PepsiCo is planning to replace its plastic bottles of Aquafina with aluminum cans at locations around the U.S.
The move is part of a broader initiative from the company to reduce its plastic use as a consumer backlash against plastic use grows across the country. Microplastics, found in both air and water, block up the guts of animals and insects and can potentially have incredibly harmful consequences on ocean ecosystems.
The move could be calamitous for startups like Liquid Death, the direct to consumer retail startup pitching canned “tallboys” of water with a metal message and a veneer of environmental responsibility.
Aluminum is nearly 100% recyclable and has a better overall environmental footprint as a packaging material than plastic, according to some advocates.
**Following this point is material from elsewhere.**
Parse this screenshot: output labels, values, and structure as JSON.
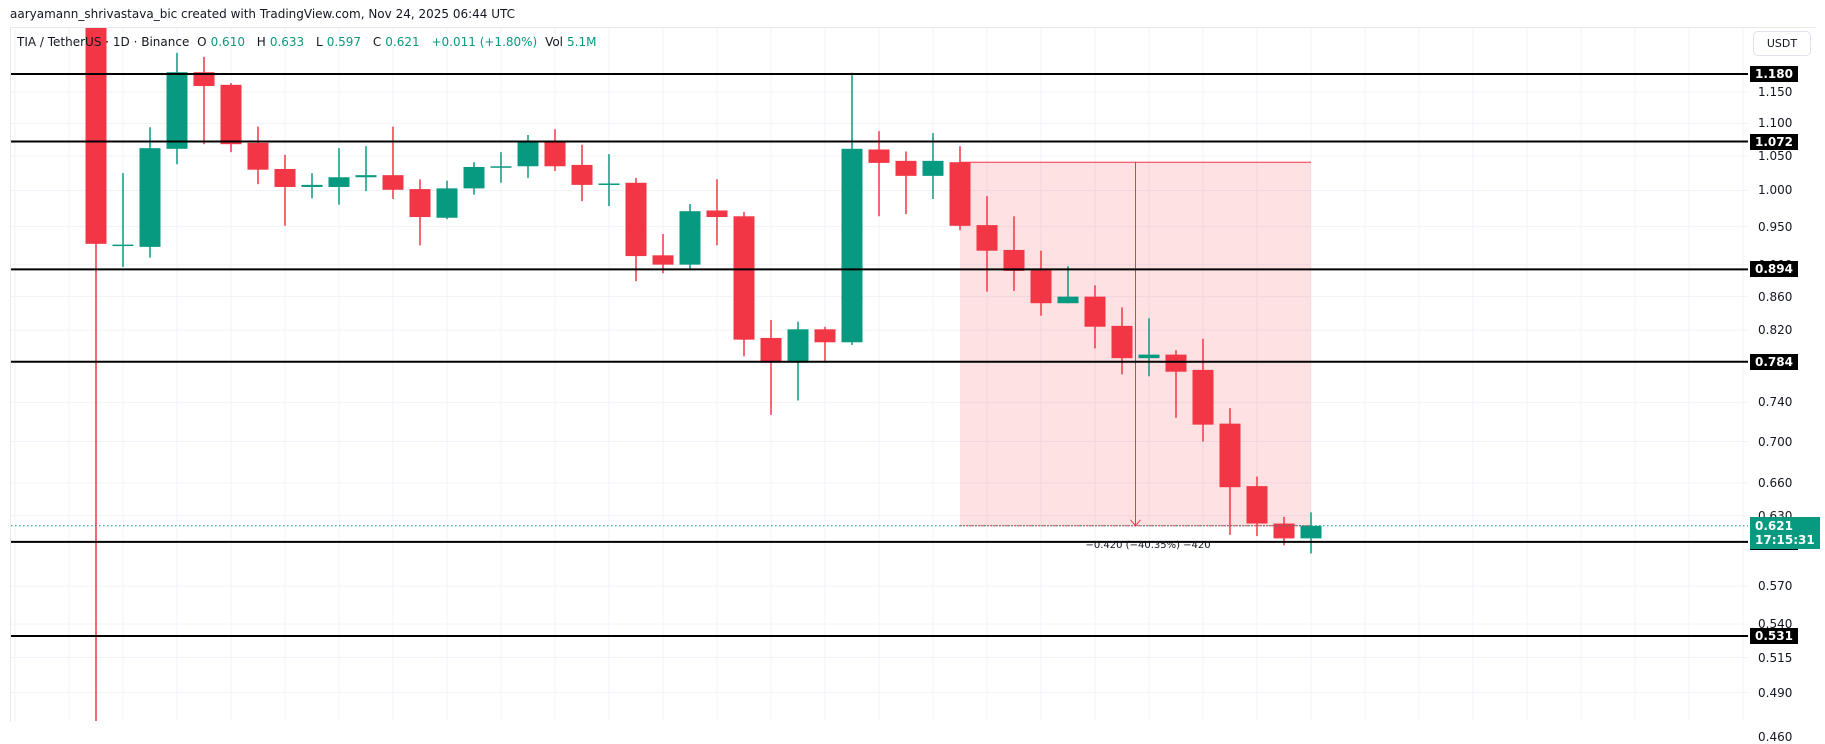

For now, Pepsi’s canned water will only be available at food vendors who stock its products, but the company is considering a broader transition to aluminum cans across its supply chain.
The company also announced that its LIFEWTR brand would only be sold in 100% recycled polyethylene terephthalate and its bubly product will no longer be packaged in plastic.
The changes, which the company said will go into effect next year, will eliminate 8,000 metric tons of virgin plastic and roughly 11,000 metric tons of greenhouse gas emissions.
Pepsi has set a goal of using nothing but recyclable, compostable or biodegradable packaging by 2025, the company said.
“As one of the world’s leading food and beverage companies, we recognize the significant role PepsiCo can play in helping to change the way society makes, uses, and disposes of plastics,” said PepsiCo Chairman and CEO Ramon Laguarta, in a statement. “We are doing our part to address the issue head on by reducing, recycling and reinventing our packaging to make it more sustainable, and we won’t stop until we live in a world where plastics are renewed and reused.”